What’s common to type 1 and type 2 diabetes is a shortage of insulin, the hormone which directs the body to use sugar efficiently.

Without insulin, sugar derails the metabolism and causes many life-threatening conditions such as heart and liver disease, instead of being used by the body as a source of energy.

In the type 1 form, there’s virtually no insulin being produced by the diseased pancreas. In type 2, the pancreas is simply worn out by trying to lower the constantly high blood-sugar levels in obese people.

Could it be gingered up? And could the pancreas in type 2 be awakened from its sleep?

The 5:2 diet where you eat just 500 calories for 2 days a week, works by making you sensitive to the insulin you do have. So could an extension of that, a five-day diet that involves eating a fraction of your normal calories, reverse diabetes as the researchers claim?

Patients would be allowed only 700 calories a day to push the body into an extreme state, mimicking fasting. They would then return to a normal diet which forces the cells in their pancreas to reprogramme themselves and start producing insulin again.

Researchers at the University of Southern California believe that a near-fasting regime over a few months is a way to “reboot” the body. And early findings of a small experiment on 100 adults with diabetes show that doing the diet three times increases their production of insulin.

Good news for the 4.5 million Brits who have diabetes, 90% of whom are affected by type 2, which is linked to obesity.

The latest research shows the five-day diet appears to be a “rescue” remedy from type 2 and the less common type 1 diabetes.

Lead researcher Professor Valter Longo believes that by pushing the body into an extreme state and then bringing it back – by starving and then feeding it again – the cells in the pancreas are triggered to use some kind of reprogramming to rebuild the part of the organ that’s no longer functioning.

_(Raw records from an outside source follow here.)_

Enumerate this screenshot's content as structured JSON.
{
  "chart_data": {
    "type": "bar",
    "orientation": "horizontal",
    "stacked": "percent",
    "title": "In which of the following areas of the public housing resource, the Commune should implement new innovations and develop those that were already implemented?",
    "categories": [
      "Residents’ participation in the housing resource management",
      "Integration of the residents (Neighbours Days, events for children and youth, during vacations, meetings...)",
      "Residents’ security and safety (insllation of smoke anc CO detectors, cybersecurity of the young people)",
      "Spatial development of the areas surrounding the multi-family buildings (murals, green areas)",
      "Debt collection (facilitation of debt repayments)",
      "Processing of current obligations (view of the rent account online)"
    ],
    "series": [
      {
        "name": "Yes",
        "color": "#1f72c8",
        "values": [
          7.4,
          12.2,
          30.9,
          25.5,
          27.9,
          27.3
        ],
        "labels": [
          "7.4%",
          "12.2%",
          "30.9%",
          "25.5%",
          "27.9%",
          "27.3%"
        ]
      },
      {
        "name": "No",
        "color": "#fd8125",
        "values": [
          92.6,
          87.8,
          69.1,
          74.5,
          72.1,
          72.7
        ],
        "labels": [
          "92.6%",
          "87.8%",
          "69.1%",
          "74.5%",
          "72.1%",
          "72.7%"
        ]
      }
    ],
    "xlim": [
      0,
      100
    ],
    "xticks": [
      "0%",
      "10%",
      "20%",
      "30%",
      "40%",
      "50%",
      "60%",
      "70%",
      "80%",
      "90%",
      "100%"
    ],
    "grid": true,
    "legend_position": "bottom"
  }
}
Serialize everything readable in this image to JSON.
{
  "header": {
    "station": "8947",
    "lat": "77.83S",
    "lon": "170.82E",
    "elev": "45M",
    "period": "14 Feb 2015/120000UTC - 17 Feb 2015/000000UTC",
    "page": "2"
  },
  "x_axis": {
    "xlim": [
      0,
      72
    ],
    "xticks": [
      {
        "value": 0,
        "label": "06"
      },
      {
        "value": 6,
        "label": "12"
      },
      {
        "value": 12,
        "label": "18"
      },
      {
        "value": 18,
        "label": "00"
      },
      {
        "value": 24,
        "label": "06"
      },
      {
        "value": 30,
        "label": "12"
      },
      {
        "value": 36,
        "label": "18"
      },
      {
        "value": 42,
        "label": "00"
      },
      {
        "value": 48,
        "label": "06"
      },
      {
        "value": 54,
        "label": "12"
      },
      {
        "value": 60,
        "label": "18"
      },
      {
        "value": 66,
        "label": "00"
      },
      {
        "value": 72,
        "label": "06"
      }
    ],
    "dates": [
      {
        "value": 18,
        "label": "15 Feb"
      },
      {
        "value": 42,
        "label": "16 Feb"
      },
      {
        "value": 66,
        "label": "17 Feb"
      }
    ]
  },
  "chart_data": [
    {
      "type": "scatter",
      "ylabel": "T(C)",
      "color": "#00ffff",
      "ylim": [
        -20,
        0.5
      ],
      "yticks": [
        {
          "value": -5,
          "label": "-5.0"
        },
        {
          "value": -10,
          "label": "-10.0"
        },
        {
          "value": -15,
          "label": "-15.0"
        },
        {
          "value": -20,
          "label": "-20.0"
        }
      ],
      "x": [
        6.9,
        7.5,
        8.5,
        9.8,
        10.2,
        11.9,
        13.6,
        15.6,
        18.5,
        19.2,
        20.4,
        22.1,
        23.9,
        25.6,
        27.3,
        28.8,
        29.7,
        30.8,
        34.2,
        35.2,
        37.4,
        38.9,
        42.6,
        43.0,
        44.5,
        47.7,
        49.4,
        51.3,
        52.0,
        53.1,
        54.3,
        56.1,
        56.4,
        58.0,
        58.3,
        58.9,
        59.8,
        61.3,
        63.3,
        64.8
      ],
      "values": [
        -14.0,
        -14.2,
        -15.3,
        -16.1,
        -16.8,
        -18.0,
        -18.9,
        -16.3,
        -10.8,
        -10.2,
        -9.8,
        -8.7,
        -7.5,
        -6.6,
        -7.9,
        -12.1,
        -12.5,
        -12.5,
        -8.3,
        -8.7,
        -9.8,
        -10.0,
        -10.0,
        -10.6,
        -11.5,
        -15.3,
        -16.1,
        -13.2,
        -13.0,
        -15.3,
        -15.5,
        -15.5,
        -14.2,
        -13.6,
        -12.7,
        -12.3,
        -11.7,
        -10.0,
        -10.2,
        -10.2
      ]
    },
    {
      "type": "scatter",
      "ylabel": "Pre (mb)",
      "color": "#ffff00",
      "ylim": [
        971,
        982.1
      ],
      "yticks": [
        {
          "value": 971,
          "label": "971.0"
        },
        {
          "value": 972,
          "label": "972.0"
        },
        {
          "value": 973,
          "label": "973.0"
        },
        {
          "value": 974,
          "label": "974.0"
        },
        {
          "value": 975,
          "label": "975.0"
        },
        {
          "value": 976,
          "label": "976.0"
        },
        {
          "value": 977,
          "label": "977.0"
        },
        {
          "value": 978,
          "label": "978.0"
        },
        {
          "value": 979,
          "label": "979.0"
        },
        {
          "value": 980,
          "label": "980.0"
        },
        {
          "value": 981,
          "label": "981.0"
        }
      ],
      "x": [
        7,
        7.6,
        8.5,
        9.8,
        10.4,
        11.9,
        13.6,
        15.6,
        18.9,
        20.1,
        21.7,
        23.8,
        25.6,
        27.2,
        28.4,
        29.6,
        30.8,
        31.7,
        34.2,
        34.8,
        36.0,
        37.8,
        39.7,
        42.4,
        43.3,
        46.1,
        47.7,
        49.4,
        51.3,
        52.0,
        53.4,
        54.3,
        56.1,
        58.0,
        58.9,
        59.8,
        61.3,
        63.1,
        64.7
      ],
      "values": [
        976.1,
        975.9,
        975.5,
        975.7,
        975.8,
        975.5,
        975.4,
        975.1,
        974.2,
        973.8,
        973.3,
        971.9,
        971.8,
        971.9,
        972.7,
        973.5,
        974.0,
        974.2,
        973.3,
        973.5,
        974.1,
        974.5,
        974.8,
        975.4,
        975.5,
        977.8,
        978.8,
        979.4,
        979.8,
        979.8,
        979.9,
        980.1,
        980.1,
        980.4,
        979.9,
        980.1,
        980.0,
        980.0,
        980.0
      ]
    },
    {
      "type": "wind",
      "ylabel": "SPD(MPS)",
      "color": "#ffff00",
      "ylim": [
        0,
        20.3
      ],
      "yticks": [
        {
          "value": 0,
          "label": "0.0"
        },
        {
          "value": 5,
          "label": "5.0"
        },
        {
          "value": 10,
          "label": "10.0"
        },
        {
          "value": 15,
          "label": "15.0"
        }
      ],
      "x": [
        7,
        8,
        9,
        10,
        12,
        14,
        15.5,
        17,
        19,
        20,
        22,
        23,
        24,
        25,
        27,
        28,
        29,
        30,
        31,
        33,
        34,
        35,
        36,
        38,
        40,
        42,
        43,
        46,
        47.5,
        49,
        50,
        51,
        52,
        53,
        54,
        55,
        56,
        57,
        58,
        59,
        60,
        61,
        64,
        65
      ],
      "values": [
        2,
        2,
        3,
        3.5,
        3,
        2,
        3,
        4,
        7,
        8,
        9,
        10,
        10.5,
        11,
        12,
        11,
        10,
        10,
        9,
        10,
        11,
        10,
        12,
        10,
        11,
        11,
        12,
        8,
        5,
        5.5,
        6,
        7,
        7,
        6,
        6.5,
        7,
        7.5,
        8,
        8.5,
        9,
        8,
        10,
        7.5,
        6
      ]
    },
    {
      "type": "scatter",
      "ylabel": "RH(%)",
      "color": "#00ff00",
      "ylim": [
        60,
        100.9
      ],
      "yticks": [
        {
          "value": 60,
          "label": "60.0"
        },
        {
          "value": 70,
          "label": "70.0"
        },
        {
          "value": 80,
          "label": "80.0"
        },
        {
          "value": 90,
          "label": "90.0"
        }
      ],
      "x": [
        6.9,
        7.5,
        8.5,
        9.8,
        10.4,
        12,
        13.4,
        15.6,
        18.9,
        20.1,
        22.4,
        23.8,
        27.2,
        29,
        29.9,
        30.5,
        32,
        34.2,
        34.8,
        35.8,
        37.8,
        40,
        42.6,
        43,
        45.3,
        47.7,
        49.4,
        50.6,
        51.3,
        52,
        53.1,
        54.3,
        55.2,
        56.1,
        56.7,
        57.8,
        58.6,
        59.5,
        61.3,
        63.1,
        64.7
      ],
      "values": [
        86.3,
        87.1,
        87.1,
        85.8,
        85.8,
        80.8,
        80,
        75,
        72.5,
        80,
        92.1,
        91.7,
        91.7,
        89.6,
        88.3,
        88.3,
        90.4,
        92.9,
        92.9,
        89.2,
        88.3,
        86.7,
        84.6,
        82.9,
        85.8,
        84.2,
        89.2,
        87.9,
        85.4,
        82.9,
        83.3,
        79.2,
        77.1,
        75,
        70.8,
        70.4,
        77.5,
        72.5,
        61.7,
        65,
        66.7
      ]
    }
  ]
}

Crucially, by activating the regeneration of pancreatic cells, it’s possible to affect a rescue from late-stage type 1 and type 2 diabetes.

He notes: “We also reactivated insulin production in human pancreatic cells from type 1 diabetes patients.”

The scientists now want to test the diet on a large number of patients, but rather than being starved, they’ll be given between 700 and 1,100 calories a day.

The diet would mostly consist of soups, energy drinks and protein bars for five days before returning to their usual eating habits.